In Ghana, potable water sources are diminishing at such a fast rate that the country faces a looming water crisis by the year 2030, if conditions continue to persist. The Water Research Institute (WRI) of the Council for Scientific and Industrial Research has warned that there would be no treatable water source, either surface or ground water by 2030, should the rate at which the country’s water sources are being polluted.

Two farmers enjoy the first bucket of water raised from a new well to enable dry season vegetable gardening

Over the past two decades, Trax Ghana community-based Sustainable Land Management (SLM) interventions to regulate surface water flow and soil erosion focus on reforestation, natural regeneration, grass stripping, composting, crop residue management, wild fire prevention and management, energy-efficient stove use, inter-cropping with legumes, contour identification and terracing, zero or control burning and contour ridging among others.

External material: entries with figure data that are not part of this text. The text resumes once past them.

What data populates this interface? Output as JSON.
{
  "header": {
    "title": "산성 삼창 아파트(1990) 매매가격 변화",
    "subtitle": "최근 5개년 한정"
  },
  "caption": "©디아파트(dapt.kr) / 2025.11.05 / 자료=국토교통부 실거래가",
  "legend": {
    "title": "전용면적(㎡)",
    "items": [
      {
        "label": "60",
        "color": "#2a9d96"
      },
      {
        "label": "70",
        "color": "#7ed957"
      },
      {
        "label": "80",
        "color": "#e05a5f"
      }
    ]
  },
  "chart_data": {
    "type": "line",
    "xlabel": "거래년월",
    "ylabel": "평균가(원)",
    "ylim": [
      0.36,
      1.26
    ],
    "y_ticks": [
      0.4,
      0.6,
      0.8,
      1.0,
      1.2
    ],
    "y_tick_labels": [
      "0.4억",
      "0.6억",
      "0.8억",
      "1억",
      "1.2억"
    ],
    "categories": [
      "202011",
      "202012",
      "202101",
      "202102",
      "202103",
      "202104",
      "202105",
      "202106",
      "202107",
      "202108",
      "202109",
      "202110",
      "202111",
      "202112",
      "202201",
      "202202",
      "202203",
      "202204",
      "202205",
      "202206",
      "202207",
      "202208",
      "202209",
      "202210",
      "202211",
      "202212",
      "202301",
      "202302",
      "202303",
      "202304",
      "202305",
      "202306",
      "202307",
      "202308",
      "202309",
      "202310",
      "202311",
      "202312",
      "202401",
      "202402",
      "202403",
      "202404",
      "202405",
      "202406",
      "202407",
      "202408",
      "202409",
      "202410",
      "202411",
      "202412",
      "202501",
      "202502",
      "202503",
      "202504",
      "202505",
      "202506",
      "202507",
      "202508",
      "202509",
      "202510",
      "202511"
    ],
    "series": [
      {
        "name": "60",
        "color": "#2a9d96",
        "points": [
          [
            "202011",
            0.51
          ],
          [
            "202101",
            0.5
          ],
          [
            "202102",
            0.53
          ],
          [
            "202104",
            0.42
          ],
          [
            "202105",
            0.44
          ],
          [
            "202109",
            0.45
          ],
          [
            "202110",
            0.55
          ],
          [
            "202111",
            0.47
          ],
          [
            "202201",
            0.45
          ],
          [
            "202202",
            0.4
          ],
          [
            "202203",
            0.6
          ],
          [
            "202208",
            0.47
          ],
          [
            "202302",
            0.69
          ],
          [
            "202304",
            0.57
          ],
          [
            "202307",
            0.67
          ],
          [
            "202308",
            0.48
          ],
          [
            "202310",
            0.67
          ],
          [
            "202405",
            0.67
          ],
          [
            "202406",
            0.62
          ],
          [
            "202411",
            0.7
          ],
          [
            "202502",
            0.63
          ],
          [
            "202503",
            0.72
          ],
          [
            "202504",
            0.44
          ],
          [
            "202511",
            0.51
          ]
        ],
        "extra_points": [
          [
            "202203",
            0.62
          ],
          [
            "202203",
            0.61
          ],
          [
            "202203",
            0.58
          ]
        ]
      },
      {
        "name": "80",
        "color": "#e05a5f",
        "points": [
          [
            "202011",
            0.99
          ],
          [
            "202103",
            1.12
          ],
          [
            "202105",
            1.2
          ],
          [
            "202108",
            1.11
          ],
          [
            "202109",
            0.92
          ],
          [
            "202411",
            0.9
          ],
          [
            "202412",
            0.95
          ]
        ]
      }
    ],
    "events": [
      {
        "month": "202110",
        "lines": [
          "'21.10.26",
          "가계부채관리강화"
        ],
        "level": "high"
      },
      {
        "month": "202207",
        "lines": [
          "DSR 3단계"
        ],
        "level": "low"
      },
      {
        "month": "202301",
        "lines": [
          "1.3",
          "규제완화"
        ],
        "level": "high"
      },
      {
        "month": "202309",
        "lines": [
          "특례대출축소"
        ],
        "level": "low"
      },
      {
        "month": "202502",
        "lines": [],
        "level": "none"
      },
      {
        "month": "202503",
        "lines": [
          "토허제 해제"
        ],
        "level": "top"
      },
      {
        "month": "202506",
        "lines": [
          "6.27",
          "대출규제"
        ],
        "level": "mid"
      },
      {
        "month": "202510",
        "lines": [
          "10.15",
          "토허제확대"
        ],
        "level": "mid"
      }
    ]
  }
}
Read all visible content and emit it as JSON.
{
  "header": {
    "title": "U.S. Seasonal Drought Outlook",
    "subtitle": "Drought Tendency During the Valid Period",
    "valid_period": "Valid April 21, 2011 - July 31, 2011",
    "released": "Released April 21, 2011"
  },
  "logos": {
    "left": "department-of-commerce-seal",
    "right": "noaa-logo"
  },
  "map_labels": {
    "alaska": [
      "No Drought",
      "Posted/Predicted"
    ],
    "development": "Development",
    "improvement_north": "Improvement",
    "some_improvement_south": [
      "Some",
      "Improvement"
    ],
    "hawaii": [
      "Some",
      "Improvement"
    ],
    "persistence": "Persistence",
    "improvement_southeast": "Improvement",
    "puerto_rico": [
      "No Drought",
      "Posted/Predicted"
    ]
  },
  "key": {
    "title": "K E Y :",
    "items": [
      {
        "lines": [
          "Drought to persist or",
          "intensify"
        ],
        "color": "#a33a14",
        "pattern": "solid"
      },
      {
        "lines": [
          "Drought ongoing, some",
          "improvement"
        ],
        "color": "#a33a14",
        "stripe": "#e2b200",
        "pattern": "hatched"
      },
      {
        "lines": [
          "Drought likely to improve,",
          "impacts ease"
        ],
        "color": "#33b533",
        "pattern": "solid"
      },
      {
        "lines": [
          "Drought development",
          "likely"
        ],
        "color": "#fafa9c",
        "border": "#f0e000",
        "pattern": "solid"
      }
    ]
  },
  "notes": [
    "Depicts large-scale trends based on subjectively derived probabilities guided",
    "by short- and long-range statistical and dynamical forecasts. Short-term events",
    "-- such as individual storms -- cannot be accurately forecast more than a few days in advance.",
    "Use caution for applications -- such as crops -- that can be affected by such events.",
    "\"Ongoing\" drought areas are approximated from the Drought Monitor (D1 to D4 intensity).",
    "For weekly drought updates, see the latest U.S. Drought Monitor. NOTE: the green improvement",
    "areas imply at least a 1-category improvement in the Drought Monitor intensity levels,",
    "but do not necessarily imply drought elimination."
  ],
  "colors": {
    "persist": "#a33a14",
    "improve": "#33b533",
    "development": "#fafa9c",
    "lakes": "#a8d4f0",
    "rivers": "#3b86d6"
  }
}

Our activities increase the water retention of soil, reducing flooding and improving crop growth and biodiversity. We also undertake initiatives for rain water harvesting and providing sources of clean water for communities.

Potable Water for Farming Communities
To address the problem of scarcity of potable water in some farming communities, Trax Ghana in partnership with the District Assembly, John and Katherine Hindson (UK), and Self Help Africa (UK), drilled eleven boreholes in seven different communities in the Bongo District and Bolga Municipal, in the Upper East region of Ghana. Another seven boreholes were drilled in seven different communities in the Bunkpurugu/Yunyoo District, in the Northern region of Ghana.

Constructing a well for vegetable gardening, in partnership with Self Help Africa

Also in partnership with Self Help Africa, Trax Ghana has dug wells to provide a source or water to enable vegetable production, including during the dry season. This valuable water enables hand irrigation of vegetables which provides an additional source of good nutrition and income for farming households. The vegetables are all grown organically using agroecological practices.

Solving the Challenge of Water in Schools
In partnership with the British School of Brussels, a 4-unit KVIP and 2 urinals were completed in 2013 and handed over to the Zuarungu Moshie School in the Bolga municipal. Boreholes were also drilled in Gaare/Gbani, Duusi, Dachio and Zuarungu Moshie schools, in the Upper East region. Prior to the provision of borehole in the schools, students walk long distances in search of drinking water during break periods, and in the process some fail to return to class. The challenge of the schools is now a thing of the past!

Children enjoying the new borehole and hand pump at their school.

Addressing the issue of sanitation and hygiene in schools, Trax Ghana partnership project in 2015, presented sanitation containers and hand washing materials to Gaare/Gbani, Duusi, Dachio and Zuarungu Moshie schools. The donations now serve a dual purpose of clean water storage for drinking and thorough washing of hands after using the washroom and other public places.